ECG Biometrics with ArcFace-Inception: External Validation on MIMIC and HEEDB

arXiv cs.LG / 4/7/2026

💬 OpinionIdeas & Deep AnalysisModels & Research

Key Points

  • The paper evaluates ECG biometrics using a 1D Inception-v1 model trained with ArcFace on a large internal clinical dataset (164,440 12-lead ECGs from 53,079 patients) and externally tests on MIMIC-IV-ECG and HEEDB.
  • Using a unified closed-set leave-one-out protocol with Rank@K and TAR@FAR, the system shows strong identifiability under broadly comparable conditions, achieving Rank@1 of 0.9506 (ASUGI-DB), 0.8291 (MIMIC-GC), and 0.6884 (HEEDB-GC).
  • Temporal stress experiments reveal performance degradation with increasing year gaps even at constant gallery size, with Rank@1 dropping (e.g., MIMIC: 0.7853→0.6433 over 1–5 years; HEEDB: 0.6864→0.5560).
  • Gallery size and domain heterogeneity substantially affect operational quality: HEEDB scale tests show monotonic degradation as the gallery grows, with recovery when more examinations per patient are available.
  • Post-hoc reranking improves retrieval on HEEDB-RR, where AS-norm raises Rank@1 to 0.8005 from a 0.7765 baseline, indicating that score processing can partially mitigate domain/scale effects.

Abstract

ECG biometrics has been studied mainly on small cohorts and short inter-session intervals, leaving open how identification behaves under large galleries, external domain shift, and multi-year temporal gaps. We evaluated a 1D Inception-v1 model trained with ArcFace on an internal clinical corpus of 164,440 12-lead ECGs from 53,079 patients and tested it on larger cohorts derived from MIMIC-IV-ECG and HEEDB. The study used a unified closed-set leave-one-out protocol with Rank@K and TAR@FAR metrics, together with scale, temporal-stress, reranking, and confidence analyses.
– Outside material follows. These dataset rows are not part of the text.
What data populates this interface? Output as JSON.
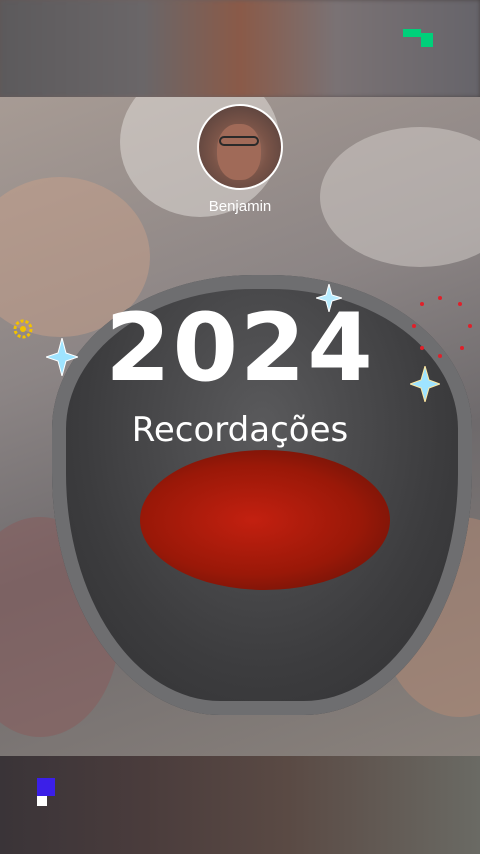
{
  "story": {
    "username": "Benjamin",
    "year": "2024",
    "subtitle": "Recordações"
  },
  "icons": {
    "brand_top": "green-pixel-logo-icon",
    "brand_bottom": "blue-pixel-logo-icon",
    "decor": [
      "sparkle-icon",
      "flower-icon",
      "dots-icon"
    ]
  },
  "colors": {
    "text": "#ffffff",
    "brand_green": "#00d07a",
    "brand_blue": "#3b1fe8",
    "sparkle": "#9fe4ff",
    "flower": "#f2c200",
    "dots": "#e0202a"
  }
}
Under general comparability, the system achieved Rank@1 of 0.9506 on ASUGI-DB, 0.8291 on MIMIC-GC, and 0.6884 on HEEDB-GC. In the temporal stress test at constant gallery size, Rank@1 declined from 0.7853 to 0.6433 on MIMIC and from 0.6864 to 0.5560 on HEEDB from 1 to 5 years. Scale analysis on HEEDB showed monotonic degradation as gallery size increased and recovery as more examinations per patient became available. On HEEDB-RR, post-hoc reranking further improved retrieval, with AS-norm reaching Rank@1 = 0.8005 from a 0.7765 baseline. ECG identity information therefore remains measurable under externally validated large-scale closed-set conditions, but its operational quality is strongly affected by domain heterogeneity, longitudinal drift, gallery size, and second-stage score processing.